One of the declassified CIA documents, as reported by newspaper La Razón, states: "Felipe González has agreed to the creation of a group of mercenaries, to combat terrorists outside the law".

The release of the US documents confirms that the orders for the Spanish government-backed assassinations and bombings carried out by the GAL came all the way from the top. Felipe González, prime minister of the 13-year post-Franco government which was key in the evolution of today's Spanish state, has frequently been accused of being the figure known as "X" who approved the creation of the death squads to murder suspected ETA terrorists. Now, the released US documents provide further external evidence.
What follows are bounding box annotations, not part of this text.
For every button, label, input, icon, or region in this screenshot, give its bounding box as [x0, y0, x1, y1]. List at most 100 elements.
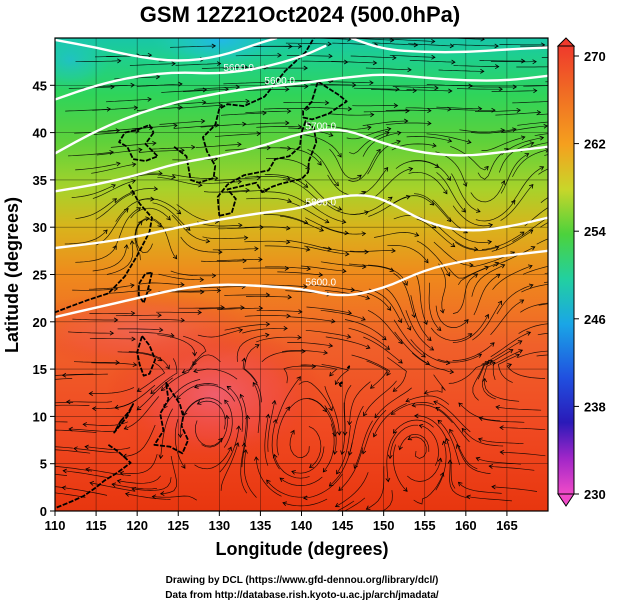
streamline-arrowhead: [28, 444, 31, 448]
streamline: [224, 323, 270, 331]
streamline: [470, 180, 505, 203]
streamline-arrowhead: [238, 222, 243, 228]
streamline: [194, 86, 240, 90]
streamline: [151, 217, 177, 260]
streamline-arrowhead: [91, 406, 97, 412]
streamline-arrowhead: [227, 446, 232, 452]
streamline-arrowhead: [478, 416, 484, 421]
streamline: [244, 175, 290, 180]
streamline-arrowhead: [554, 99, 558, 103]
streamline-arrowhead: [578, 160, 582, 164]
streamline: [194, 420, 223, 447]
streamline-arrowhead: [372, 60, 378, 66]
streamline-arrowhead: [303, 183, 309, 188]
streamline: [320, 309, 366, 321]
streamline-arrowhead: [279, 477, 285, 482]
streamline-arrowhead: [361, 231, 367, 237]
streamline-arrowhead: [112, 198, 118, 203]
streamline: [389, 424, 419, 459]
streamline: [413, 472, 444, 505]
streamline-arrowhead: [533, 88, 538, 94]
streamline: [399, 433, 430, 452]
streamline: [89, 337, 136, 340]
streamline-arrowhead: [265, 332, 270, 338]
streamline: [449, 429, 478, 470]
streamline-arrowhead: [194, 384, 199, 389]
streamline: [381, 490, 393, 511]
streamline: [105, 98, 152, 103]
streamline-arrowhead: [116, 161, 121, 167]
streamline-arrowhead: [461, 208, 466, 213]
streamline: [68, 151, 114, 157]
streamline: [261, 284, 307, 288]
streamline: [448, 361, 490, 384]
streamline-arrowhead: [254, 246, 259, 252]
streamline-arrowhead: [449, 428, 454, 434]
x-tick-label: 160: [455, 518, 477, 533]
streamline: [55, 492, 86, 498]
colorbar-body: [557, 45, 575, 495]
streamline: [63, 470, 109, 479]
streamline: [392, 444, 408, 492]
streamline-arrowhead: [285, 120, 290, 126]
streamline: [452, 44, 499, 47]
streamline: [438, 69, 484, 72]
streamline: [114, 188, 158, 204]
streamline: [55, 429, 97, 433]
streamline: [140, 31, 185, 32]
streamline-arrowhead: [447, 138, 453, 143]
streamline-arrowhead: [498, 86, 503, 92]
streamline: [538, 303, 548, 306]
streamline: [305, 329, 351, 338]
streamline-arrowhead: [155, 74, 161, 80]
streamline: [320, 261, 366, 268]
height-contour-line: [55, 194, 548, 250]
streamline: [496, 406, 542, 411]
streamline: [276, 376, 301, 421]
streamline: [348, 405, 364, 456]
streamline-arrowhead: [224, 399, 229, 405]
streamline: [89, 312, 135, 315]
streamline: [325, 336, 370, 349]
streamline: [240, 394, 247, 446]
streamline-arrowhead: [220, 305, 225, 310]
streamline: [405, 310, 434, 351]
streamline: [55, 404, 90, 406]
streamline-arrowhead: [451, 59, 456, 65]
streamline-arrowhead: [347, 106, 353, 112]
streamline: [367, 264, 408, 286]
streamline-arrowhead: [411, 402, 417, 408]
streamline: [338, 447, 364, 491]
credit-drawing: Drawing by DCL (https://www.gfd-dennou.o…: [166, 575, 439, 586]
streamline: [477, 349, 513, 380]
streamline-arrowhead: [342, 268, 347, 274]
streamline: [308, 426, 322, 468]
plot-area: 5600.0 5800.0 5700.0 5600.0 5600.0: [28, 31, 582, 511]
streamline-arrowhead: [376, 148, 381, 154]
streamline-arrowhead: [84, 444, 89, 450]
streamline-arrowhead: [218, 103, 224, 108]
streamline: [178, 307, 225, 309]
x-tick-label: 135: [250, 518, 272, 533]
streamline: [307, 148, 339, 186]
streamline-arrowhead: [408, 166, 414, 172]
streamline: [226, 386, 244, 432]
contour-label: 5600.0: [306, 278, 337, 289]
streamline-arrowhead: [381, 335, 387, 341]
streamline: [217, 307, 263, 310]
streamline-arrowhead: [345, 251, 350, 257]
streamline-arrowhead: [303, 65, 308, 71]
x-tick-label: 165: [496, 518, 518, 533]
streamline: [354, 420, 373, 469]
streamline: [540, 197, 548, 203]
streamline: [458, 402, 501, 422]
streamline: [362, 132, 401, 157]
colorbar-tick-label: 238: [584, 399, 606, 414]
streamline-arrowhead: [398, 445, 403, 451]
streamline-arrowhead: [386, 371, 391, 376]
streamline-arrowhead: [347, 451, 353, 456]
streamline-arrowhead: [286, 108, 292, 114]
streamline: [512, 101, 548, 104]
streamline-arrowhead: [405, 108, 410, 114]
streamline-arrowhead: [159, 491, 165, 496]
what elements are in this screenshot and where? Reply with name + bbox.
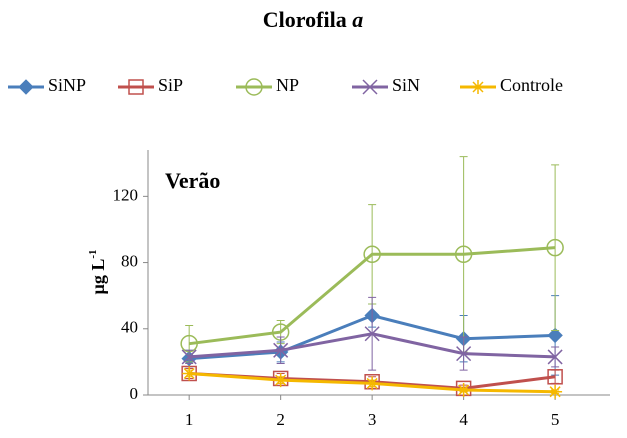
y-label-sup: -1	[87, 249, 99, 258]
y-tick-label: 120	[113, 185, 139, 204]
legend-marker	[128, 79, 144, 95]
title-text: Clorofila	[263, 7, 347, 32]
y-tick-label: 40	[121, 318, 138, 337]
marker	[181, 349, 197, 365]
legend-label: Controle	[500, 75, 563, 95]
marker	[456, 383, 471, 398]
legend-label: SiP	[158, 75, 183, 95]
marker	[546, 238, 564, 257]
legend-label: SiN	[392, 75, 420, 95]
marker	[273, 373, 288, 388]
legend-marker	[471, 80, 485, 94]
x-tick-label: 1	[185, 410, 194, 429]
marker	[547, 349, 563, 365]
marker	[273, 342, 289, 358]
annotation: Verão	[165, 168, 220, 193]
marker	[182, 366, 197, 381]
x-tick-label: 5	[551, 410, 560, 429]
title-italic: a	[352, 7, 363, 32]
legend-marker	[18, 79, 34, 95]
chart-title: Clorofila a	[263, 7, 363, 32]
y-label-text: µg L	[88, 259, 108, 295]
x-tick-label: 2	[276, 410, 285, 429]
y-axis-label: µg L-1	[87, 249, 109, 294]
error-bar	[551, 164, 560, 331]
marker	[363, 245, 381, 264]
y-tick-label: 0	[130, 384, 139, 403]
marker	[365, 376, 380, 391]
marker	[548, 384, 563, 399]
y-tick-label: 80	[121, 251, 138, 270]
legend-label: SiNP	[48, 75, 86, 95]
legend-marker	[362, 79, 378, 95]
marker	[364, 326, 380, 342]
legend-label: NP	[276, 75, 299, 95]
marker	[547, 327, 563, 344]
x-tick-label: 3	[368, 410, 377, 429]
marker	[454, 245, 473, 264]
series-line	[188, 246, 556, 346]
x-tick-label: 4	[459, 410, 468, 429]
marker	[547, 369, 563, 385]
marker	[456, 346, 472, 362]
legend-marker	[245, 78, 263, 96]
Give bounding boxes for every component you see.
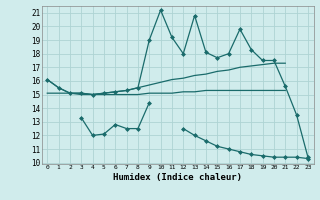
X-axis label: Humidex (Indice chaleur): Humidex (Indice chaleur) bbox=[113, 173, 242, 182]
Two members of González's government, José Barrionuevo and Rafael Vera, went to jail in the 1990s for their part in the GAL atrocities, which caused at least 27 violent deaths. 

CIA agent Colin Winston, who wrote one of the reports, appears to have expressed surprise at the line being taken by the democratically-elected Socialist administration under González: "The Spanish government seems determined to adopt an unorthodox strategy in relation to ETA," he states in a 1984 summary entitled "Spain: Terrorist Resurgence".  After a phrase that has been censored, perhaps to indicate the name of the source, the CIA author writes that "González has agreed to the formation of a group of mercenaries, controlled by the army, to combat terrorists outside the law". 

After another censored phrase, the report adds that "the mercenaries would not necessarily be Spanish and their mission would be to assassinate ETA leaders in Spain and France." The Basque terrorist group ETA, which caused 829 deaths between the 1960s and 2011 was described by the CIA as "perhaps the greatest challenge facing the González administration." 

And the US agency made a prophetic warning for the future, given the gravity it attributed to the policy being adopted by the Felipe González government: "Bungled operations in a dirty war against ETA could severely discredit the González administration, which makes much of its devotion to democratic freedoms and legalities." 


Document CIA Gonzalez GAL

 

Another of the documents quoted by the Madrid newspaper states that the creation of the GAL was not the first time that the Spanish state had fought ETA using illegal means. A footnote to a dossier cites antecedents such as Anti Terrorismo ETA (ATE), the Alianza Apostólica Anticomunista (Triple A) and the Batallón Vasco Español.

Among the sections which have been removed from the released versions of the documents, the CIA maintains partial censorship over the biographies of mercenaries cited in the reports for their relationship with the dirty war against ETA.

The Spanish government's "dirty war" against ETA

The GAL were a Spanish para-police armed group that conducted a "dirty war" - state terrorism in Spain and France during the 1980s with the collaboration of senior officials in Gonzalez's interior ministry. Several politicians and security force figures were convicted in relation to the GAL, including interior interior José Barrionuevo and undersecretary for security Rafael Vera; Socialist party secretary in the Basque Country, Ricardo García Damborenea; the civil governor of Guipúzcoa, Julen Elgorriaga; and Civil Guard lieutenant colonel Ángel Vaquero and general Enrique Rodríguez Galindo. 

There has been on-going speculation over the identity of a senior political figure who was in ultimate charge of the GAL, referred to in the case only as Señor X. However, González has never been charged.